Warum ist Cannabis illegal? Teil 1: Die Kunststoff- und Holzindustrie

Warum ist Cannabis illegal? Teil 1: Die Kunststoff- und Holzindustrie

Es gibt viele Gründe für die falsche Entscheidung, Cannabis illegal zu machen. Es ist eine Entscheidung, die Jahrzehnte gedauert hat, um sie rückgängig zu machen. Es besteht kein Zweifel daran, dass die Illegalität von Cannabis mit mehreren verschiedenen Faktoren zusammenhängt. Rassenbezogene Fragen sind ein Schlüsselfaktor, ebenso wie der Wunsch der Regierungen, die öffentlichen Aktivitäten zu kontrollieren. Aber auch die Kunststoff- und Holzindustrie spielte eine wichtige Rolle beim Verbot von Cannabis. Lesen Sie weiter, um mehr darüber zu erfahren.
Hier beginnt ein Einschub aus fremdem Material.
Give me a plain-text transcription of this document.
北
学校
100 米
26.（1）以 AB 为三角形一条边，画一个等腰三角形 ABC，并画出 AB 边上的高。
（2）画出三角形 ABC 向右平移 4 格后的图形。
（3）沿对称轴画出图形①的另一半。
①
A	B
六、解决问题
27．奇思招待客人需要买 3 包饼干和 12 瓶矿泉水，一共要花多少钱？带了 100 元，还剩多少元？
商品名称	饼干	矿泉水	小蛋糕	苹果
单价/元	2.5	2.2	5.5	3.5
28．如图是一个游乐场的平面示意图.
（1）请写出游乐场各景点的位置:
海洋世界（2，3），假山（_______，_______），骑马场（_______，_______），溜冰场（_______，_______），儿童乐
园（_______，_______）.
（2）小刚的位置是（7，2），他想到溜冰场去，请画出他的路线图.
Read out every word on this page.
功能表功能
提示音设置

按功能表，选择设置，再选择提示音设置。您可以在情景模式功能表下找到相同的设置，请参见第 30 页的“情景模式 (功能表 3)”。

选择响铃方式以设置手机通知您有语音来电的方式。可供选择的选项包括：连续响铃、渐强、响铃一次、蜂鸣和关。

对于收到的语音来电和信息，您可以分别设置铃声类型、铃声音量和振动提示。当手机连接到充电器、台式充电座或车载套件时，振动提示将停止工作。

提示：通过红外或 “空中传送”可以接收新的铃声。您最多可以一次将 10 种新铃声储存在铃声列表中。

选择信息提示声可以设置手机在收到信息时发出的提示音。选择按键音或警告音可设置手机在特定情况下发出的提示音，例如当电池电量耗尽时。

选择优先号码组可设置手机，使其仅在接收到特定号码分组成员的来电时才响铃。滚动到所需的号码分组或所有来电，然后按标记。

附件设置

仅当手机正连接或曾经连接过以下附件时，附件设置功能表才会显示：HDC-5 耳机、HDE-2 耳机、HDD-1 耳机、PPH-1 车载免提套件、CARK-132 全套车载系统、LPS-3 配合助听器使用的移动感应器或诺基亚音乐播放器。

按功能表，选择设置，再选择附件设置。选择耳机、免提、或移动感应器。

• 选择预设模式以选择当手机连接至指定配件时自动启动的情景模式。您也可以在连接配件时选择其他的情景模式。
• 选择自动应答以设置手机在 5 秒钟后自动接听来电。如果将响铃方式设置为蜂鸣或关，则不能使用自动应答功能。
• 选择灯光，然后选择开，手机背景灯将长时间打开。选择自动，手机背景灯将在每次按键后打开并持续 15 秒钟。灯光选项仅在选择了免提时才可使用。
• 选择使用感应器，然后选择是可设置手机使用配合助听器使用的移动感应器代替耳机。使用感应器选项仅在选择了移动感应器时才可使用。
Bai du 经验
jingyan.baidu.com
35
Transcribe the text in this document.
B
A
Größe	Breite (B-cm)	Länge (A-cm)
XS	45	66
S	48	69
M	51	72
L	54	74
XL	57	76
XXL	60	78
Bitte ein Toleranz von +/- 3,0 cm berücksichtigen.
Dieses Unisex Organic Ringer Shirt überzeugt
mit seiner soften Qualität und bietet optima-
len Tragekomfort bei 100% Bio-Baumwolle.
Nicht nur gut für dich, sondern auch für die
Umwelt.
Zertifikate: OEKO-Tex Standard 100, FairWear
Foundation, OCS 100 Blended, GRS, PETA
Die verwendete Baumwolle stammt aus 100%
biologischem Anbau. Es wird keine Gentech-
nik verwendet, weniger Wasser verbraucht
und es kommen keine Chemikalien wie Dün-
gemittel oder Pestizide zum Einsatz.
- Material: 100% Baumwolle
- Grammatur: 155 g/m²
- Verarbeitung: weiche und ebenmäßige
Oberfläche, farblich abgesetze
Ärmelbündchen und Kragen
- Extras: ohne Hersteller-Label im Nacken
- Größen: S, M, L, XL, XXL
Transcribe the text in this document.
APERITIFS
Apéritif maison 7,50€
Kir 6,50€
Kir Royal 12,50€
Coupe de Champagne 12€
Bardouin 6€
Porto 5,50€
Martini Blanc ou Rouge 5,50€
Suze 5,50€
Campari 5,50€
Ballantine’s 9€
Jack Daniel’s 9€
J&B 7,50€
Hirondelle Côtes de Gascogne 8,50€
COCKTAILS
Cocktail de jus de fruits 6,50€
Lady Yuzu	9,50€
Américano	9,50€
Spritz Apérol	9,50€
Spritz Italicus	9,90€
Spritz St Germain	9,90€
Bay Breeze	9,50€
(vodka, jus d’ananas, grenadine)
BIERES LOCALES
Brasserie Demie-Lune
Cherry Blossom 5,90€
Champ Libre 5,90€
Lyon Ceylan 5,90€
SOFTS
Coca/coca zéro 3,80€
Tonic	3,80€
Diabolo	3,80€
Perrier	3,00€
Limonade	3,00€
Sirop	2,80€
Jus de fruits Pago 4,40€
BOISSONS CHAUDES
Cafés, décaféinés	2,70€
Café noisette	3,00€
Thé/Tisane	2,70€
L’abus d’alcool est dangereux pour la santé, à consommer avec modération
Hanf. Eine natürliche Quelle für Fasern, Kunststoffe und Papier?

 

Es lohnt sich, einen kurzen Blick auf die Mehrzweck-Hanfpflanze zu werfen. Hanf wurde Ende des 17. Jahrhunderts von George Washington, dem ersten Präsidenten der USA, angebaut. Damals wurde Hanf extensiv angebaut. Es wurde für viele Zwecke verwendet und es war einfach, es fast überall anzubauen. Die starken Fasern waren ideal für die Seilherstellung oder die Herstellung von Kleidung, Säcken, Papier, Bootssegeln oder Fischernetzen. Und als der Hanf verrottete, tat er dies auf natürliche Weise, ohne Millionen von mikroplastischen Partikeln zu hinterlassen. Hanf war eine Universalpflanze mit einer Vielzahl von Einsatzmöglichkeiten. Das 20. Jahrhundert hätte ganz anders ausgesehen, wenn Hanf mit anderen synthetischen Alternativen konkurrieren dürfe. Aber es wurde verboten.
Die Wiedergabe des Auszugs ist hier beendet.